Maggie (Breslin) in one such victim, but is taken home by her father (Schwarzenegger) to spend her remaining days, along with her stepmother (Richardson), on the farm where she grew up. While you can admire the performances – Arnie’s limited range works for him here, as a character struggling to come to terms with a terrible situation – this is neither interesting nor enlightening. Maggie spends most of her time moping around which, if understandable, isn’t exactly entertaining. [There’s a joke in here about how you tell the difference between a zombie and a teenage girl, that I can’t quite find. Something along the lines of “one shuffles around, moaning incessantly – and the other’s a zombie.” Yeah, work in progress]

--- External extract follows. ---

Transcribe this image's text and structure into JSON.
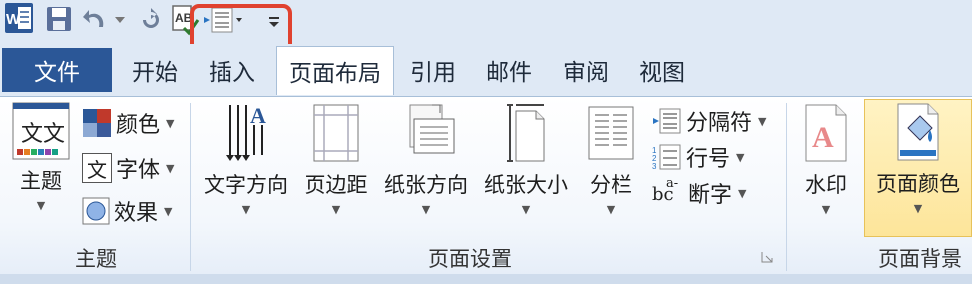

It’s the cinematic equivalent of your daily commute: we know where it starts, we know where it’s heading, and the journey is largely monotonous. While I suppose the slow degeneration of a young woman in the prime of her life into living death is sad, we’re given no particular reason to care for Maggie, and she’s already infected when we first meet her. I think the final straw was the shot of Maggie’s zombie feet, which only made me think of Shaun of the Dead. Unrepressed giggling was definitely not the intended emotion.